0
votes

I really like the feature in Sikuli that allows you to select a screenshot to click and specify where within that screenshot to click. For example when there are multiple buttons that look the same, just taking a screenshot of the button itself won't cut it because Sikuli can't differentiate.

Some other automation tools don't allow you to select where you want the mouse to click within a screenshot, or it is difficult to specify where you want the mouse to click.

So my question is, is there another software tool that has this feature that Sikuli has? The reason I'm looking for something else is because I don't want to rely on image recognition completely. I was hoping to use pywinauto with Sikuli to do some of the automation, but that isn't possible.

2
Can you please elaborate on your problems with using Sikuli are. Perhaps there is a way to overcome some of them without using other tools. Generally speaking, probably you won't be able to have the best of both worlds. Sikuli's biggest strength is in allowing you to interact with application that do not provide an API. On the other hand, it might be somewhat unreliable in some instances.Eugene S
It's the unreliability that I'm trying to get around by minimizing my use of Sikuli. I have done some automation in Python using pywinauto.application to interact with objects but ran into the issue of objects not existing for some of what I want to click on, so Sikuli was the solution for that. What I want to do is still use Python whenever I can and use Sikuli image recognition only for clicking buttons, etc., where I can't use Python. Does that explain my problem better?sushimama
Which OS'ses do you need? Propriety allowed? If windows-only freeware AutoIt may help, though it is very much outside the Python world.Bookeater
Right now just Windows and yes proprietary allowed. I'm looking into anything I can at this point. I'd prefer to stick to Python if possible but that's not a requirement.sushimama

2 Answers

0
votes

There is at least one: eggPlant by TestPlant.

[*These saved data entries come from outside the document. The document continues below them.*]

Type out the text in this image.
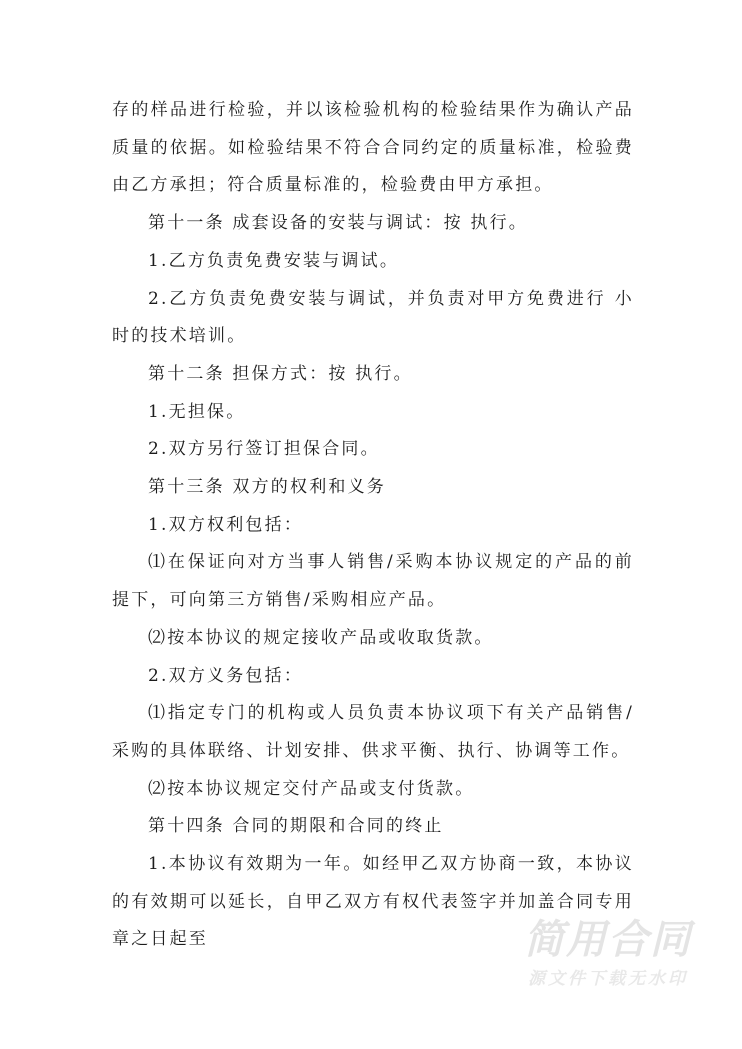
存的样品进行检验，并以该检验机构的检验结果作为确认产品质量的依据。如检验结果不符合合同约定的质量标准，检验费由乙方承担；符合质量标准的，检验费由甲方承担。

第十一条 成套设备的安装与调试：按 执行。

1.乙方负责免费安装与调试。

2.乙方负责免费安装与调试，并负责对甲方免费进行 小时的技术培训。

第十二条 担保方式：按 执行。

1.无担保。

2.双方另行签订担保合同。

第十三条 双方的权利和义务

1.双方权利包括：

⑴在保证向对方当事人销售/采购本协议规定的产品的前提下，可向第三方销售/采购相应产品。

⑵按本协议的规定接收产品或收取货款。

2.双方义务包括：

⑴指定专门的机构或人员负责本协议项下有关产品销售/采购的具体联络、计划安排、供求平衡、执行、协调等工作。

⑵按本协议规定交付产品或支付货款。

第十四条 合同的期限和合同的终止

1.本协议有效期为一年。如经甲乙双方协商一致，本协议的有效期可以延长，自甲乙双方有权代表签字并加盖合同专用章之日起至	简用合同
源文件下载无水印
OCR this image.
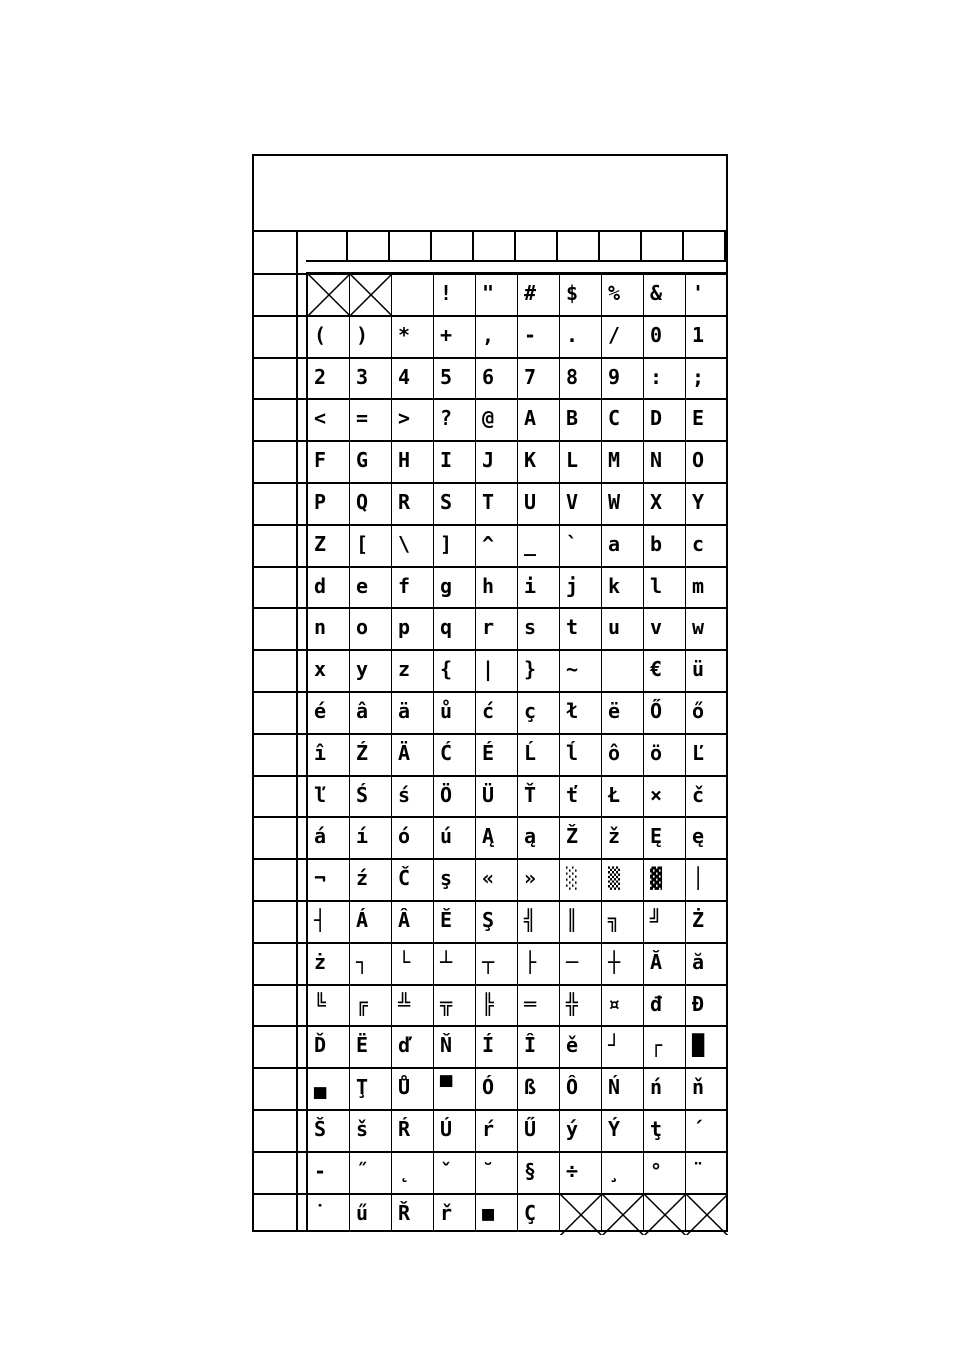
! " # $ % & '
( ) * + , - . / 0 1
2 3 4 5 6 7 8 9 : ;
< = > ? @ A B C D E
F G H I J K L M N O
P Q R S T U V W X Y
Z [ \ ] ^ _ ` a b c
d e f g h i j k l m
n o p q r s t u v w
x y z { | } ~	€ ü
é â ä ů ć ç ł ë Ő ő
î Ź Ä Ć É Ĺ ĺ ô ö Ľ
ľ Ś ś Ö Ü Ť ť Ł × č
á í ó ú Ą ą Ž ž Ę ę
¬ ź Č ş « » ░ ▒ ▓ │
┤ Á Â Ě Ş ╣ ║ ╗ ╝ Ż
ż ┐ └ ┴ ┬ ├ ─ ┼ Ă ă
╚ ╔ ╩ ╦ ╠ ═ ╬ ¤ đ Đ
Ď Ë ď Ň Í Î ě ┘ ┌ █
▄ Ţ Ů ▀ Ó ß Ô Ń ń ň
Š š Ŕ Ú ŕ Ű ý Ý ţ ´
- ˝ ˛ ˇ ˘ § ÷ ¸ ° ¨
˙ ű Ř ř ■ Ç
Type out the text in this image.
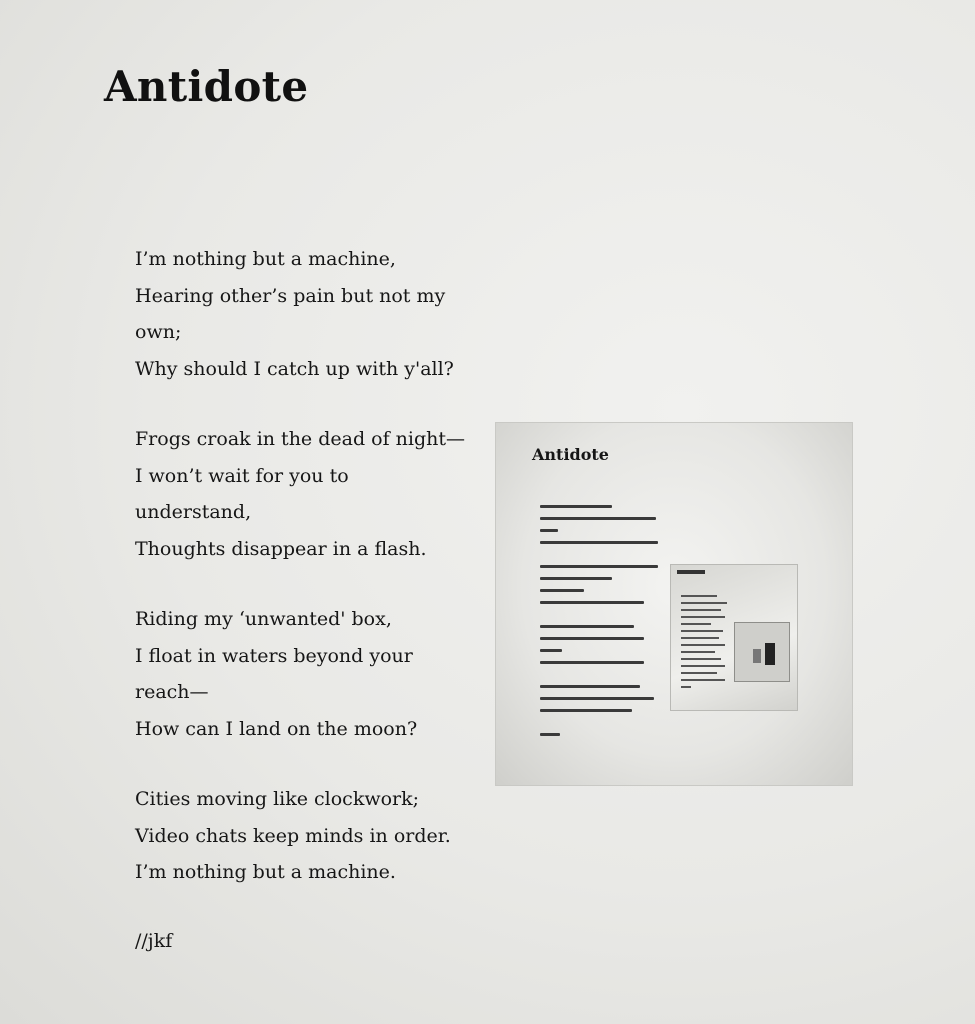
Antidote
I’m nothing but a machine,
Hearing other’s pain but not my
own;
Why should I catch up with y'all?
Frogs croak in the dead of night—
I won’t wait for you to
understand,
Thoughts disappear in a flash.
Riding my ‘unwanted' box,
I float in waters beyond your
reach—
How can I land on the moon?
Cities moving like clockwork;
Video chats keep minds in order.
I’m nothing but a machine.
//jkf
Antidote
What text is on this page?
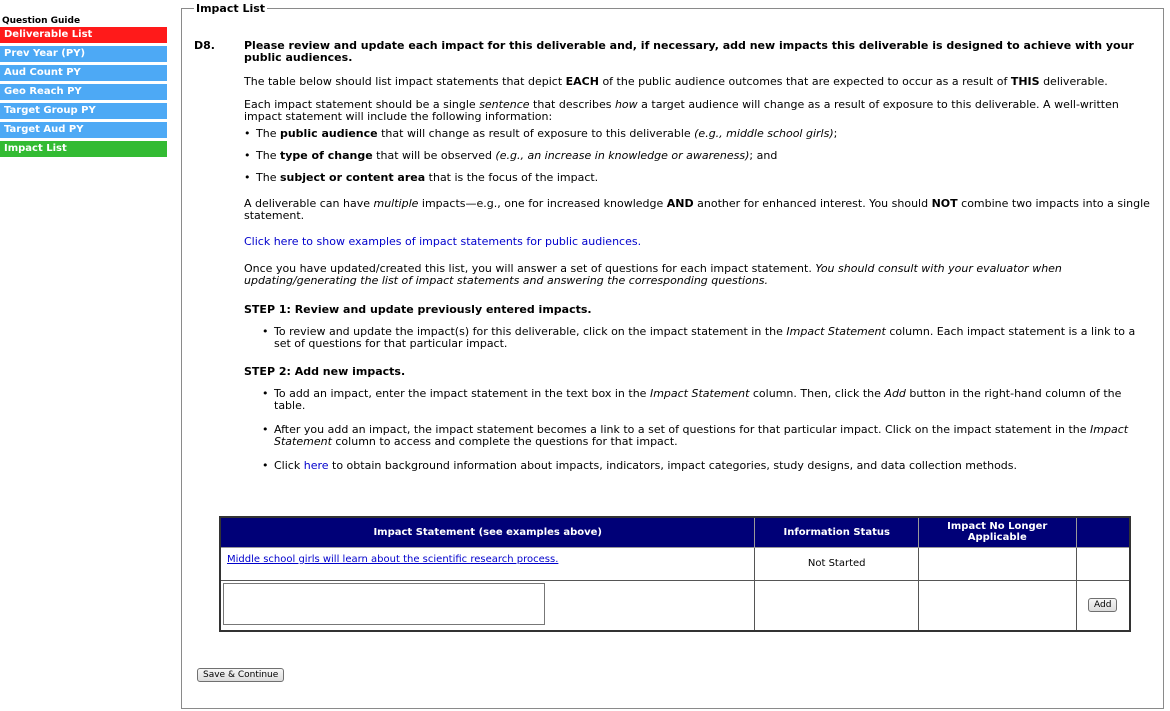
Question Guide
Deliverable List
Prev Year (PY)
Aud Count PY
Geo Reach PY
Target Group PY
Target Aud PY
Impact List
Impact List
D8.	Please review and update each impact for this deliverable and, if necessary, add new impacts this deliverable is designed to achieve with your public audiences.

The table below should list impact statements that depict EACH of the public audience outcomes that are expected to occur as a result of THIS deliverable.

Each impact statement should be a single sentence that describes how a target audience will change as a result of exposure to this deliverable. A well-written impact statement will include the following information:

• The public audience that will change as result of exposure to this deliverable (e.g., middle school girls);
• The type of change that will be observed (e.g., an increase in knowledge or awareness); and
• The subject or content area that is the focus of the impact.

A deliverable can have multiple impacts—e.g., one for increased knowledge AND another for enhanced interest. You should NOT combine two impacts into a single statement.

Click here to show examples of impact statements for public audiences.

Once you have updated/created this list, you will answer a set of questions for each impact statement. You should consult with your evaluator when updating/generating the list of impact statements and answering the corresponding questions.

STEP 1: Review and update previously entered impacts.

• To review and update the impact(s) for this deliverable, click on the impact statement in the Impact Statement column. Each impact statement is a link to a set of questions for that particular impact.

STEP 2: Add new impacts.

• To add an impact, enter the impact statement in the text box in the Impact Statement column. Then, click the Add button in the right-hand column of the table.
• After you add an impact, the impact statement becomes a link to a set of questions for that particular impact. Click on the impact statement in the Impact Statement column to access and complete the questions for that impact.
• Click here to obtain background information about impacts, indicators, impact categories, study designs, and data collection methods.
Impact Statement (see examples above)	Information Status	Impact No Longer Applicable	
Middle school girls will learn about the scientific research process.	Not Started		
			Add
Save & Continue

It is an automation tool using image recognition, and

You can search part of the screen by setting the SearchRectangle global property.

References:
http://www.testplant.com
http://docs.testplant.com/ePF/using/epf-finding-images.htm#Working


For Python integration Automa would be nice, and it does have nifty image recognition functions where you can have multiple image parts working together. Not exactly what you are asking but it just might be of use.

References:
http://www.getautoma.com
http://www.getautoma.com/features/image_recognition


The odds are a bit longer but possibly AutoIt can help you as well. It interfaces with the standard Windows GUI objects and has the benefits of being both very stable and quite easy to use. It has a small tool you can use to show the properties of the screen object you want to access. No learning curve to speak of, however no image recognition or real integration to Python either.

Reference:
https://www.autoitscript.com/site/autoit/

0
votes

We are using now gehrmann/PyGUIBot (python and free): https://pyguibot.wordpress.com/

Has a command line interface and GUI, records screencasts, with simple graphical programming language. Good for GUI-unittests or user interaction scripting.

Never used it on Windows, only on Ubuntu or Debian, but it looks like a cross-platform tool.